No day is ever the same, it’s quite the rollercoaster.
Are there any tools that you use on a daily basis?
I wouldn’t be able to cope without Jetbrains’ PHPStorm. I’ve never been able to replicate how intelligent it is at reading projects and integrating with PHP, VueJS or React, Docker, Git, the command line and database connectivity. I tried piecing together VSCode once and it just didn’t cut it. And a few years ago, I had a go at configuring advanced Vim, but it just wasn’t for me.
Being a Developer Advocate doesn’t mean you get away from any of the stuff you either love or hate. Slack and Jira feature heavily, but Google Calendar integrations are my best friend. There are so many plates to spin in this field that I wouldn’t be able to function without me being able to dump everything in there. My calendar went from empty to “this looks like a CEO at a multinational” overnight.
Is there anything in particular related to development that you enjoy working on the most?
I am effectively “customer 0”, which is what all good DevRel teams should be, in theory. In highly functioning teams and departments, you are part of the design and feedback process. From that perspective, I’ve loved watching products like Postman change from something I picked up once to test some REST calls to a fully functioning cloud-based API design IDE.
There’s something still magical about full-stack development when something “just works” that you’ve created. Creating a demo app that phones a user, gets the voice input, transcribes it using a 3rd party SaaS and fires remote procedures within something like Symfony or Laravel makes you punch the air when you see it working.
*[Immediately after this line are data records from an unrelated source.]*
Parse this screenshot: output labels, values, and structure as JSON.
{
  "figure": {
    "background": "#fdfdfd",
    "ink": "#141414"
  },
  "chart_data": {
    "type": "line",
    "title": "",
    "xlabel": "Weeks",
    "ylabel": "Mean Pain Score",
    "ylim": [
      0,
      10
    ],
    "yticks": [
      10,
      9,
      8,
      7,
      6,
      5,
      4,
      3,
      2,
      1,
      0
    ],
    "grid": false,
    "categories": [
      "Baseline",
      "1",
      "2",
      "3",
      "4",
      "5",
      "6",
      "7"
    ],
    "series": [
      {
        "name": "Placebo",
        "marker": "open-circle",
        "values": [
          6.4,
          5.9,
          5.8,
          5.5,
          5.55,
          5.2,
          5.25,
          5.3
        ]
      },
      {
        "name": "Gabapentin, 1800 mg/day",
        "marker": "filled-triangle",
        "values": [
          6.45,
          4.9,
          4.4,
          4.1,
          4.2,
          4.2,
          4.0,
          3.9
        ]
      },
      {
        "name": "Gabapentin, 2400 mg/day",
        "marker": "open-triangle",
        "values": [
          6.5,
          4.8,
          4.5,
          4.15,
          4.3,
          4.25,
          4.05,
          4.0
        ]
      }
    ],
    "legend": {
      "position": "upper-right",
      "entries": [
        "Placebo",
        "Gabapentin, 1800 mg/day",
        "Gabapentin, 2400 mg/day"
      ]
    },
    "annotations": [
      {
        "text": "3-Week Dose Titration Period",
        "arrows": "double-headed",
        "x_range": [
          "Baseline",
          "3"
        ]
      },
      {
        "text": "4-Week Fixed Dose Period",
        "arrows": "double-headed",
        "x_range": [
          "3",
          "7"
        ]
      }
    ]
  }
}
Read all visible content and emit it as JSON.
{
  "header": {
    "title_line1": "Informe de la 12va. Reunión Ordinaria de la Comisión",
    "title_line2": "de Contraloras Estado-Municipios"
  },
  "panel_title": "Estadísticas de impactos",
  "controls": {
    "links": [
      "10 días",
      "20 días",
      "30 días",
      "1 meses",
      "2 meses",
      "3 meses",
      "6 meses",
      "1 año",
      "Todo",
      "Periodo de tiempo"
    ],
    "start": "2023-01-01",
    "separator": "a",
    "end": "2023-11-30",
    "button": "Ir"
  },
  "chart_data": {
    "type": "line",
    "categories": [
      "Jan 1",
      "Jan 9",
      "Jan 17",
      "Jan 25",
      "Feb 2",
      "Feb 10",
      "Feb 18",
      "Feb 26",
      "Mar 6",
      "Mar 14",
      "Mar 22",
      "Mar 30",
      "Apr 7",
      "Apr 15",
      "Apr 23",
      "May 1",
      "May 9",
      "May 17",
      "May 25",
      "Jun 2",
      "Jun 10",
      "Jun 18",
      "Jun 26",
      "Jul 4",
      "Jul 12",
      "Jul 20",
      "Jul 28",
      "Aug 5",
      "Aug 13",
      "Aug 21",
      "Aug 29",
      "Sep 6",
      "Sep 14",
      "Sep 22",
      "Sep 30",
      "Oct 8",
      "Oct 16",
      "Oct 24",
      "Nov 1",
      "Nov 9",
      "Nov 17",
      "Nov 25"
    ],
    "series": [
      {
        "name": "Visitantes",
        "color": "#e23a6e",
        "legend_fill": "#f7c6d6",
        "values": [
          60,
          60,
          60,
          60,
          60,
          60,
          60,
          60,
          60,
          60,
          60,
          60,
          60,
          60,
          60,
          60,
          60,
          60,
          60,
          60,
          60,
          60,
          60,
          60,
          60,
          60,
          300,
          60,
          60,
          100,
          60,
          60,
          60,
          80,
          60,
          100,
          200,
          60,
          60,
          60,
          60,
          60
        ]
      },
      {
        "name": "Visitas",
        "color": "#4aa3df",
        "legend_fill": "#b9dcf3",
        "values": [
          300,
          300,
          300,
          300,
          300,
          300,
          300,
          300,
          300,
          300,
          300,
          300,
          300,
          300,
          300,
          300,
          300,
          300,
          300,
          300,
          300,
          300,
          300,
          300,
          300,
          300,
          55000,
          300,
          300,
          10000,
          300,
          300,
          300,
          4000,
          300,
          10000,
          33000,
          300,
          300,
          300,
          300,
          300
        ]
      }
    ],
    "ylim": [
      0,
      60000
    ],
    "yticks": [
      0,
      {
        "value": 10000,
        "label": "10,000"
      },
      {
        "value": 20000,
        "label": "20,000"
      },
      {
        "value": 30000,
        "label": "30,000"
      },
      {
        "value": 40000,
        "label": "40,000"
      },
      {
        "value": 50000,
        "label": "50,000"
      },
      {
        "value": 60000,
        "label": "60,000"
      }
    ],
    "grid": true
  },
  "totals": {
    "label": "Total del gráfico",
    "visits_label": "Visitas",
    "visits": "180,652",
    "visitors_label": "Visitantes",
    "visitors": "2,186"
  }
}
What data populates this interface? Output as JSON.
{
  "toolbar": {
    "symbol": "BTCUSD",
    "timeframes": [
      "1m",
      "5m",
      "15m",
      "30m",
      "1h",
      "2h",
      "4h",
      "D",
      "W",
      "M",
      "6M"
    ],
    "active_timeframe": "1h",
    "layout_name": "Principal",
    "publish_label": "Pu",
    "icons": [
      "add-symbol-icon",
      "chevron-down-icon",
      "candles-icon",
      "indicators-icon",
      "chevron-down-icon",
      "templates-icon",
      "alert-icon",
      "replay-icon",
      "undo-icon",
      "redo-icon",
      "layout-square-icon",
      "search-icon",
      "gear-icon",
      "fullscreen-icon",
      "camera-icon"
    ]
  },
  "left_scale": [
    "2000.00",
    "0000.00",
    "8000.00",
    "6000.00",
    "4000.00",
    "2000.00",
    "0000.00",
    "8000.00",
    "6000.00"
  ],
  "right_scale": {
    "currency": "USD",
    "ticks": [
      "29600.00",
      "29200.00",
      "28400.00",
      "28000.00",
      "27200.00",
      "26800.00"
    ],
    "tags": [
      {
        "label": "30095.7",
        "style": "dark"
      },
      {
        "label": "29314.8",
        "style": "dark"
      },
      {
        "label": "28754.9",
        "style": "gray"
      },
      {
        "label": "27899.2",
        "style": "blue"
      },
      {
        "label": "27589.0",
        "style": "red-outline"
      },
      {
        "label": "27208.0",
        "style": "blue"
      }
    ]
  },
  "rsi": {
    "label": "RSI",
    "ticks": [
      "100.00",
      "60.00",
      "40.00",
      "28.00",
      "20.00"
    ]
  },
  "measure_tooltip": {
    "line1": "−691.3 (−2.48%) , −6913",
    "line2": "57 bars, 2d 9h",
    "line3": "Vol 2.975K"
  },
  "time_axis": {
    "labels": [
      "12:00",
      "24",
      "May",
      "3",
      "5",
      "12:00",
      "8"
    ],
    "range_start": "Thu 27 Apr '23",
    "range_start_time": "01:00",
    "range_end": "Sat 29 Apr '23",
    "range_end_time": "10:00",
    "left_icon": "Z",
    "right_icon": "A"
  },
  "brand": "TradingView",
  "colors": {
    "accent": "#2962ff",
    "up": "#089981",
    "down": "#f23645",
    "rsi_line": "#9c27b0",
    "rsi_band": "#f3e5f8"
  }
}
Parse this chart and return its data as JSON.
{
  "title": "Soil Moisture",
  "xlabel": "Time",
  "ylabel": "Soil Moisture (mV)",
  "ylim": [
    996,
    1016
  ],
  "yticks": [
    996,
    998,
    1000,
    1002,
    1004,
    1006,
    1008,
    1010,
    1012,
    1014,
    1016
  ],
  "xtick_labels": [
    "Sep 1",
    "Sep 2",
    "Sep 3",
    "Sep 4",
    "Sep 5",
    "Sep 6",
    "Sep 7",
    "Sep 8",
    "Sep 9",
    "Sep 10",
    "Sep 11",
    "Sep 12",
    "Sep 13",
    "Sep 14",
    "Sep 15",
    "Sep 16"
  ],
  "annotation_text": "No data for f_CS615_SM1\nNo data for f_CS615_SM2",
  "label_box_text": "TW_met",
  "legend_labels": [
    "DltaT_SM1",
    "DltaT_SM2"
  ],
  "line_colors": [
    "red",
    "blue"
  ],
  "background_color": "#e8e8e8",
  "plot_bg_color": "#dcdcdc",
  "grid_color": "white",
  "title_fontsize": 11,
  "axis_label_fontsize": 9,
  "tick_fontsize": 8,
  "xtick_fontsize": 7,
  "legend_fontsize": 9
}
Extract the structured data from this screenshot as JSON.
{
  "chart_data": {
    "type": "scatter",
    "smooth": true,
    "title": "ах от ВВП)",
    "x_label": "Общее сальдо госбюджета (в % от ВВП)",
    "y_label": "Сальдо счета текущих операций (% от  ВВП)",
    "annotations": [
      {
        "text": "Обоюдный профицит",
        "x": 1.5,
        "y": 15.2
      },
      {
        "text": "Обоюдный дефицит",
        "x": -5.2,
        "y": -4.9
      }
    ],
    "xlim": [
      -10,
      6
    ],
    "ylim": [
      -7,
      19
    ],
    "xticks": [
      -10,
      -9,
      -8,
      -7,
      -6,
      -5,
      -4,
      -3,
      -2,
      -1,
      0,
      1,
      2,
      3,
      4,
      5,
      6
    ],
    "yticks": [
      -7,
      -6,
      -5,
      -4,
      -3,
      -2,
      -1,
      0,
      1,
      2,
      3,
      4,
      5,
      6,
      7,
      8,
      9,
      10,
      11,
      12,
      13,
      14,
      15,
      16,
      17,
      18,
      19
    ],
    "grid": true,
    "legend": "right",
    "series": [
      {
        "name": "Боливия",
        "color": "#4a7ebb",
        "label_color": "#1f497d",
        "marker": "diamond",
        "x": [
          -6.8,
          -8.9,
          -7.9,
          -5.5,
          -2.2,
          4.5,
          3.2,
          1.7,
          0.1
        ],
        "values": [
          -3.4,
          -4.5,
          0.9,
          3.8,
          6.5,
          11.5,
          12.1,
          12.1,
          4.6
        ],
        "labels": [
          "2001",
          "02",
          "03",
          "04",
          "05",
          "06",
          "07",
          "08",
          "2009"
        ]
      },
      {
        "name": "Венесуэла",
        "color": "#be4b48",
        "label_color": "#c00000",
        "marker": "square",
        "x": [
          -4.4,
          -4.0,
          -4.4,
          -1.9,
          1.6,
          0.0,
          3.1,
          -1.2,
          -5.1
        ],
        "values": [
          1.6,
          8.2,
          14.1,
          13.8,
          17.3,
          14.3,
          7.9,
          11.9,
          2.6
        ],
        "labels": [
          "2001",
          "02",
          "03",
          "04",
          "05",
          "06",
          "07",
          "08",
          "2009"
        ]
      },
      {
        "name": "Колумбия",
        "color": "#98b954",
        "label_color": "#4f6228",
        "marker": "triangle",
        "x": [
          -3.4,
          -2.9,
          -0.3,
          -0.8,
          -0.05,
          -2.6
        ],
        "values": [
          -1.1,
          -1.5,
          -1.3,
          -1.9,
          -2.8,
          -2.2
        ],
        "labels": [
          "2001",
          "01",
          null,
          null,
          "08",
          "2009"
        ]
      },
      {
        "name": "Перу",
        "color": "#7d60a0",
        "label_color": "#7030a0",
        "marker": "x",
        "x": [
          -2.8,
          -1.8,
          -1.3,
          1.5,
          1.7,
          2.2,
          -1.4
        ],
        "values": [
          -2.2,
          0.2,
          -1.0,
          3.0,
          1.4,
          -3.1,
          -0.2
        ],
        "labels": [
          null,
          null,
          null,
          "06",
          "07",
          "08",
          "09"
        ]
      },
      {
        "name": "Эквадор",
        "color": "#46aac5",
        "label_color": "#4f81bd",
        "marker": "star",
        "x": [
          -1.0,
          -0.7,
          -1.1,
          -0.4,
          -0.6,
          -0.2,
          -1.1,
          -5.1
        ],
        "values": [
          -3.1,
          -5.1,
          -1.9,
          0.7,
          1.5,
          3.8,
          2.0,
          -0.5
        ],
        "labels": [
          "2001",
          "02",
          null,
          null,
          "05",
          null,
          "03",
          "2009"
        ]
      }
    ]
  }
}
I don’t think that feeling ever goes away - it’s especially poignant when my focus is on Developer Experience these days, which is something that Laravel particularly also focusses on.
If you could go back in time and give younger James some advice when you were first starting in development, what would it be?
I worked for 7 years doing two jobs simultaneously in London. I was the Technical Manager of a Fringe Theatre in North London, and I was a Business Intelligence developer working with various forms of SQL. For 4 of those years, I didn’t have a day off except the odd summer holiday for a week. There are appalling strains being put on our youngest generations when it comes to starting out the world of work, but I would highly recommend not doing two careers at once like this in one of the world’s biggest cities. It fried my brain.
I also think I’d have liked to work with a language and environment that is perhaps not as tumultuous. PHP has battles within itself, and with everyone else trying to be funny and dunking on it. JavaScript is my second language, by necessity, and that moves at a billion miles per hour, even reaching the point where now it’s a valid question to ask which of the three runtimes a node app is using. I’d like an easier life. The Python people are chill. I’d learn Python.
Do you have any hobbies outside of web development?
I am a complete music anorak, and always have been. This comes from my brothers’ bringing me up on a diet of big-beat, hiphop, drum and bass, indie, rock, techno and dub. When I was 13, I bought ‘Endtroducing’ by DJ Shadow and got into vinyl culture. It’s never really gone away, as apparent from my record collection that now weighs far too much for it’s own good. I used to get on the decks, but being a husband and full time Dad just doesn’t really permit for things like that anymore.
Cooking is probably my other love. When my boy gets older, come round mine for my Turkish Saffron Chicken and Iranian Bahara Lamb Kebabs on the BBQ. That’s how you use a BBQ, I don’t want burned sausages with a miserable sachet of HP Sauce.